—¿Lo ves? —dijo—. Ya lo… han… matado…
Una docena de soldados miraban asombrados a Rincewind.
Oyó tras él el crujido del suelo y luego una especie de «fiuuuu» seguido de un ruido como de cuero mojado chocando contra piedra.
Rincewind miró al soldado más cercano. El hombre tenía una espada en la mano.
Una gota de sangre resbaló por la hoja y, tras una breve pausa para el efecto dramático, cayó al suelo.
Rincewind levantó la vista y se alzó el sombrero.
—Les ruego me perdonen —dijo en tono alegre—. ¿No es esta el aula 3B?
Y echó a correr como alma que lleva el diablo.
Los suelos chillaron bajo sus pies, y tras su espalda alguien gritó el apodo de Rincewind, que era: «¡No dejéis que se escape!».
Dejad que me escape, rezó Rincewind, oh, por favor, dejad que me escape.
Resbaló al doblar un recodo, atravesó una pared de papel y aterrizó en un estanque ornamental. Pero Rincewind en plena huida tenía habilidades felinas, incluso mesiánicas.
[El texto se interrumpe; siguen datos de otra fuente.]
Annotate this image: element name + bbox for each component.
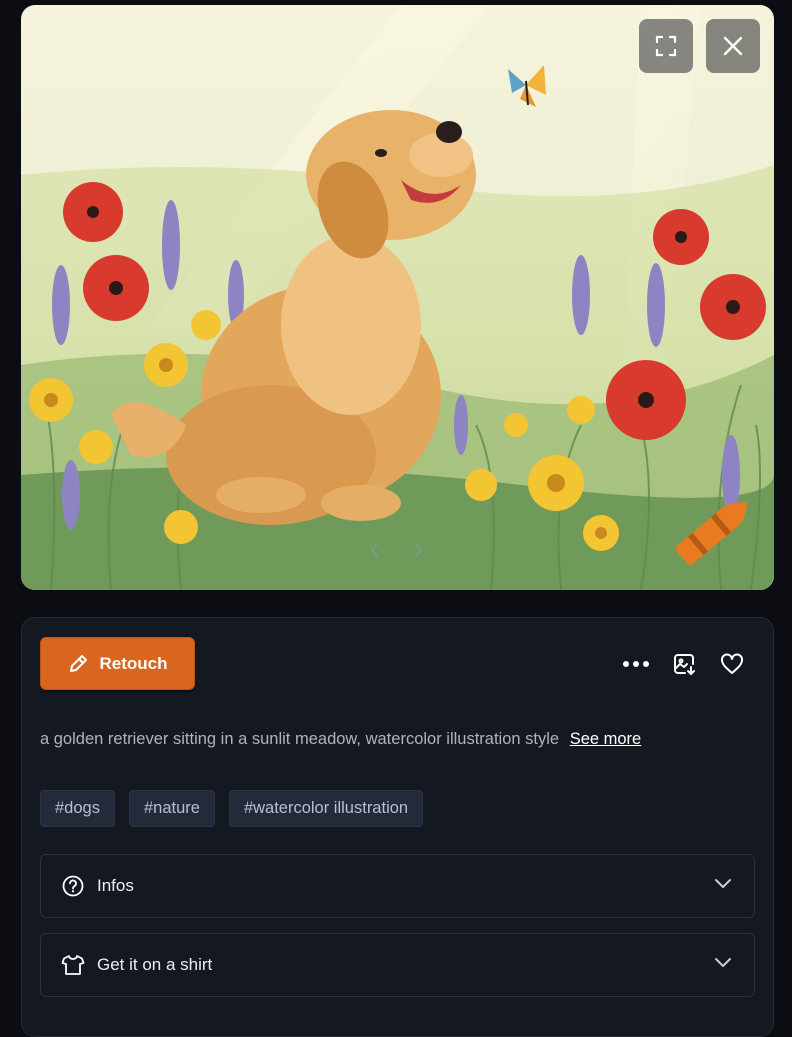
prompt-description: a golden retriever sitting in a sunlit m… (40, 730, 560, 748)
tag-watercolor-illustration[interactable]: #watercolor illustration (228, 790, 424, 827)
tag-nature[interactable]: #nature (128, 790, 215, 827)
tag-list: #dogs #nature #watercolor illustration (40, 790, 424, 827)
save-image-button[interactable] (660, 648, 708, 680)
retouch-button[interactable]: Retouch (40, 637, 195, 690)
close-icon (723, 36, 743, 56)
retouch-label: Retouch (99, 653, 168, 673)
shirt-accordion[interactable]: Get it on a shirt (40, 933, 755, 997)
close-button[interactable] (706, 19, 760, 73)
favorite-button[interactable] (708, 648, 756, 680)
save-image-icon (674, 654, 695, 675)
more-options-button[interactable] (612, 648, 660, 680)
see-more-link[interactable]: See more (570, 730, 642, 748)
expand-icon (655, 35, 677, 57)
more-icon (623, 661, 649, 667)
chevron-down-icon (715, 879, 731, 888)
generated-image[interactable] (21, 5, 774, 590)
prompt-text: a golden retriever sitting in a sunlit m… (40, 730, 760, 749)
fullscreen-button[interactable] (639, 19, 693, 73)
infos-accordion[interactable]: Infos (40, 854, 755, 918)
infos-label: Infos (97, 876, 134, 895)
shirt-icon (61, 953, 85, 977)
question-circle-icon (61, 874, 85, 898)
image-actions (612, 648, 756, 680)
image-details-panel: Retouch a golden retriever sitting in a … (21, 617, 774, 1037)
dog-meadow-illustration (21, 5, 774, 590)
shirt-label: Get it on a shirt (97, 955, 213, 974)
chevron-down-icon (715, 958, 731, 967)
tag-dogs[interactable]: #dogs (40, 790, 115, 827)
heart-icon (721, 653, 743, 674)
pencil-icon (69, 654, 87, 672)
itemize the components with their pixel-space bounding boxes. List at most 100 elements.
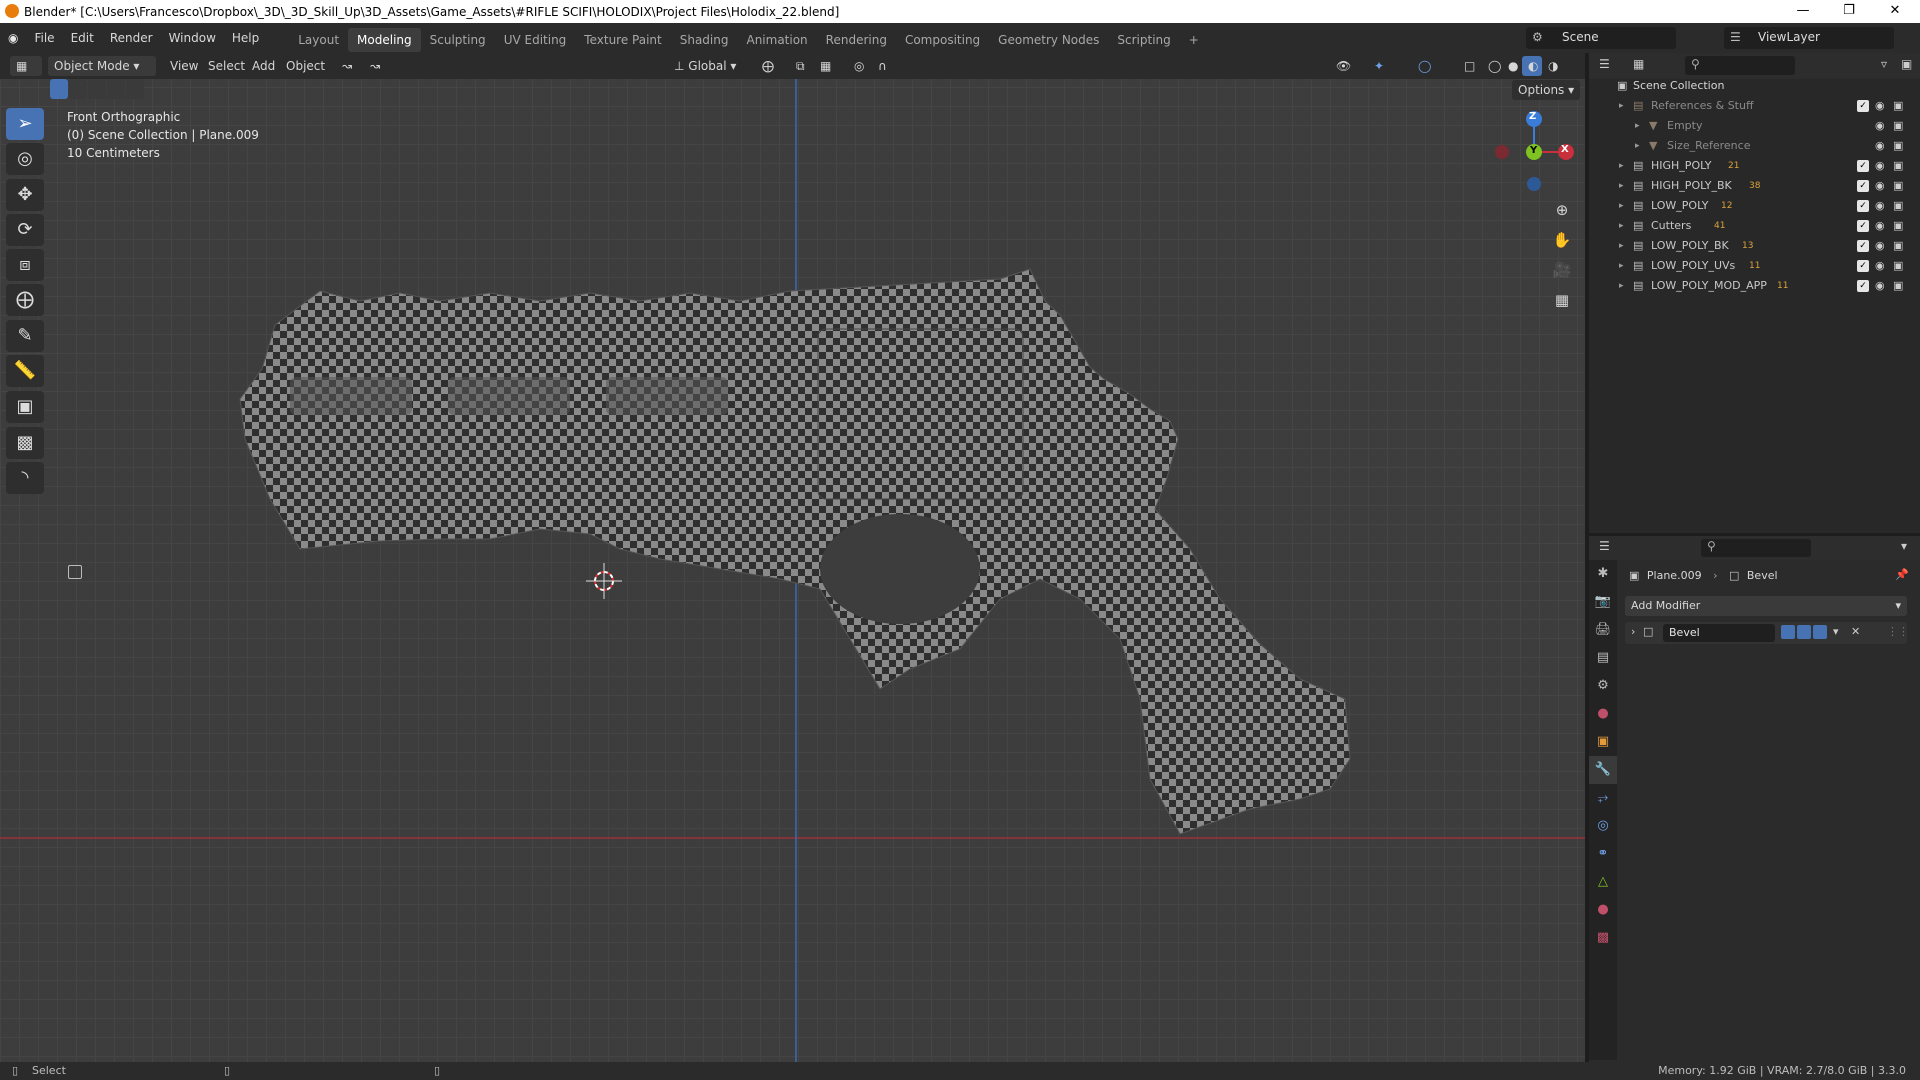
- menu-select[interactable]: Select: [202, 56, 251, 76]
- camera-icon[interactable]: ▣: [1893, 176, 1903, 196]
- pan-hand-icon[interactable]: ✋: [1548, 226, 1576, 254]
- outliner-item[interactable]: ▸ ▼ Size_Reference ◉ ▣: [1589, 136, 1920, 156]
- expand-arrow-icon[interactable]: ▸: [1619, 96, 1624, 116]
- menu-file[interactable]: File: [26, 23, 62, 53]
- tab-geometry-nodes[interactable]: Geometry Nodes: [989, 28, 1108, 52]
- annotate-tool-icon[interactable]: ✎: [6, 320, 44, 352]
- tab-texture-paint[interactable]: Texture Paint: [575, 28, 670, 52]
- camera-icon[interactable]: ▣: [1893, 196, 1903, 216]
- sidebar-toggle-icon[interactable]: [68, 565, 82, 579]
- expand-arrow-icon[interactable]: ▸: [1619, 256, 1624, 276]
- world-tab-icon[interactable]: ●: [1589, 700, 1617, 728]
- outliner-root[interactable]: ▣ Scene Collection: [1589, 76, 1920, 96]
- camera-icon[interactable]: ▣: [1893, 136, 1903, 156]
- eye-icon[interactable]: ◉: [1875, 96, 1885, 116]
- select-extend-icon[interactable]: [69, 79, 87, 99]
- menu-render[interactable]: Render: [102, 23, 161, 53]
- camera-icon[interactable]: ▣: [1893, 236, 1903, 256]
- 3d-viewport[interactable]: Options ▾: [0, 79, 1585, 1062]
- select-subtract-icon[interactable]: [88, 79, 106, 99]
- filter-icon[interactable]: ▿: [1881, 57, 1887, 71]
- properties-editor-icon[interactable]: ☰: [1599, 539, 1610, 553]
- view-layer-tab-icon[interactable]: ▤: [1589, 644, 1617, 672]
- expand-arrow-icon[interactable]: ▸: [1619, 216, 1624, 236]
- remove-modifier-icon[interactable]: ✕: [1851, 625, 1860, 638]
- outliner-item[interactable]: ▸ ▤ References & Stuff ✓ ◉ ▣: [1589, 96, 1920, 116]
- exclude-checkbox[interactable]: ✓: [1857, 240, 1869, 252]
- outliner-item[interactable]: ▸ ▤ HIGH_POLY_BK 38 ✓ ◉ ▣: [1589, 176, 1920, 196]
- view-layer-selector[interactable]: ☰ ViewLayer: [1724, 27, 1894, 49]
- tab-modeling[interactable]: Modeling: [348, 27, 421, 52]
- eye-icon[interactable]: ◉: [1875, 216, 1885, 236]
- zoom-icon[interactable]: ⊕: [1548, 196, 1576, 224]
- eye-icon[interactable]: ◉: [1875, 276, 1885, 296]
- tab-uv-editing[interactable]: UV Editing: [495, 28, 576, 52]
- scale-tool-icon[interactable]: ⧈: [6, 249, 44, 281]
- tab-scripting[interactable]: Scripting: [1108, 28, 1179, 52]
- rendered-shading-icon[interactable]: ◑: [1542, 56, 1562, 76]
- output-tab-icon[interactable]: 🖨: [1589, 616, 1617, 644]
- expand-chevron-icon[interactable]: ›: [1631, 625, 1635, 638]
- cursor-tool-icon[interactable]: ◎: [6, 143, 44, 175]
- wireframe-shading-icon[interactable]: ◯: [1482, 56, 1502, 76]
- outliner-item[interactable]: ▸ ▤ Cutters 41 ✓ ◉ ▣: [1589, 216, 1920, 236]
- blender-menu-icon[interactable]: ◉: [0, 23, 26, 53]
- editor-type-icon[interactable]: ▦: [10, 56, 42, 76]
- add-modifier-dropdown[interactable]: Add Modifier ▾: [1625, 596, 1907, 616]
- tab-animation[interactable]: Animation: [737, 28, 816, 52]
- menu-view[interactable]: View: [164, 56, 204, 76]
- exclude-checkbox[interactable]: ✓: [1857, 100, 1869, 112]
- expand-arrow-icon[interactable]: ▸: [1635, 116, 1640, 136]
- expand-arrow-icon[interactable]: ▸: [1619, 276, 1624, 296]
- grid-perspective-icon[interactable]: ▦: [1548, 286, 1576, 314]
- eye-icon[interactable]: ◉: [1875, 176, 1885, 196]
- particles-tab-icon[interactable]: ⥅: [1589, 784, 1617, 812]
- expand-arrow-icon[interactable]: ▸: [1619, 236, 1624, 256]
- camera-icon[interactable]: ▣: [1893, 96, 1903, 116]
- exclude-checkbox[interactable]: ✓: [1857, 260, 1869, 272]
- eye-icon[interactable]: ◉: [1875, 196, 1885, 216]
- expand-arrow-icon[interactable]: ▸: [1635, 136, 1640, 156]
- navigation-gizmo[interactable]: Z X Y: [1488, 108, 1576, 196]
- outliner-item[interactable]: ▸ ▤ LOW_POLY_UVs 11 ✓ ◉ ▣: [1589, 256, 1920, 276]
- edit-mode-toggle-icon[interactable]: [1781, 625, 1795, 639]
- add-cube-tool-icon[interactable]: ▣: [6, 391, 44, 423]
- exclude-checkbox[interactable]: ✓: [1857, 220, 1869, 232]
- tab-shading[interactable]: Shading: [671, 28, 738, 52]
- transform-orientation-dropdown[interactable]: ⊥ Global ▾: [668, 56, 746, 76]
- object-tab-icon[interactable]: ▣: [1589, 728, 1617, 756]
- outliner-item[interactable]: ▸ ▤ LOW_POLY_BK 13 ✓ ◉ ▣: [1589, 236, 1920, 256]
- display-mode-icon[interactable]: ▦: [1633, 57, 1644, 71]
- camera-icon[interactable]: ▣: [1893, 216, 1903, 236]
- mode-dropdown[interactable]: Object Mode ▾: [48, 56, 156, 76]
- outliner-item[interactable]: ▸ ▤ LOW_POLY_MOD_APP 11 ✓ ◉ ▣: [1589, 276, 1920, 296]
- pin-icon[interactable]: 📌: [1895, 568, 1909, 581]
- minimize-icon[interactable]: —: [1780, 0, 1826, 23]
- close-icon[interactable]: ✕: [1872, 0, 1918, 23]
- outliner-search-input[interactable]: ⚲: [1685, 56, 1795, 75]
- options-dropdown[interactable]: Options ▾: [1512, 80, 1581, 100]
- object-crumb[interactable]: Plane.009: [1647, 569, 1702, 582]
- scene-selector[interactable]: ⚙ Scene: [1526, 27, 1676, 49]
- select-new-icon[interactable]: [50, 79, 68, 99]
- measure-tool-icon[interactable]: 📏: [6, 355, 44, 387]
- modifier-name-field[interactable]: Bevel: [1663, 624, 1775, 642]
- add-workspace-icon[interactable]: +: [1180, 28, 1208, 52]
- outliner-editor-icon[interactable]: ☰: [1599, 57, 1610, 71]
- modifier-menu-icon[interactable]: ▾: [1833, 625, 1839, 638]
- tab-sculpting[interactable]: Sculpting: [421, 28, 495, 52]
- eye-icon[interactable]: ◉: [1875, 116, 1885, 136]
- camera-icon[interactable]: ▣: [1893, 256, 1903, 276]
- xray-icon[interactable]: □: [1458, 56, 1478, 76]
- exclude-checkbox[interactable]: ✓: [1857, 160, 1869, 172]
- tab-layout[interactable]: Layout: [289, 28, 348, 52]
- data-tab-icon[interactable]: △: [1589, 868, 1617, 896]
- falloff-icon[interactable]: ∩: [872, 56, 898, 76]
- physics-tab-icon[interactable]: ◎: [1589, 812, 1617, 840]
- outliner-item[interactable]: ▸ ▤ HIGH_POLY 21 ✓ ◉ ▣: [1589, 156, 1920, 176]
- move-tool-icon[interactable]: ✥: [6, 179, 44, 211]
- eye-icon[interactable]: ◉: [1875, 256, 1885, 276]
- outliner-item[interactable]: ▸ ▼ Empty ◉ ▣: [1589, 116, 1920, 136]
- overlays-icon[interactable]: ◯: [1412, 56, 1440, 76]
- drag-handle-icon[interactable]: ⋮⋮: [1887, 625, 1909, 638]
El agua apenas se onduló bajo sus pies cuando rebotó sobre la superficie y se alejó de allí.
Otra pared estalló y se encontró en un pasillo que posiblemente fuera el mismo.
Detrás de él alguien aterrizó pesadamente sobre una valiosa carpa koi.
Rincewind salió disparado de nuevo.
De, aquel era el factor más importante de cualquier fuga a ciegas. Uno siempre se escapaba de algo. El hacia ya venía por sí solo.
Rebasó un largo tramo descendente de escalones bajos de piedra, rodó al final para levantarse y salió pitando por otro pasillo al azar.
Sus piernas ya se habían organizado para entonces. Primero la carrera enloquecida y salvaje para salir del peligro inmediato y luego las zancadas firmes y sólidas para alejarse todo lo posible de él. Ese era el truco.
La Historia hablaba de un corredor que había corrido sesenta kilómetros después de una batalla para informar del desenlace favorable en su ciudad natal. Tradicionalmente se lo consideraba el mejor corredor de todos los tiempos, pero si se hubiera tratado de llevar la noticia de una batalla inminente, Rincewind lo habría superado.
Y sin embargo… alguien lo estaba alcanzando.
Un cuchillo atravesó la pared del Salón del Trono y abrió un agujero lo bastante grande como para dejar espacio a un hombre erguido o a una silla de ruedas.
La Horda emitió algunos murmullos.
—Bruce el Huno nunca entró por detrás.
—Cállate.
—No le gustaban las puertas traseras, a Bruce el Huno.
—Cállate.
—Cuando Bruce el Huno atacó Al Khali, lo hizo directamente por la torre principal de la guardia, con un millar de hombres gritando a lomos de caballos muy pequeños.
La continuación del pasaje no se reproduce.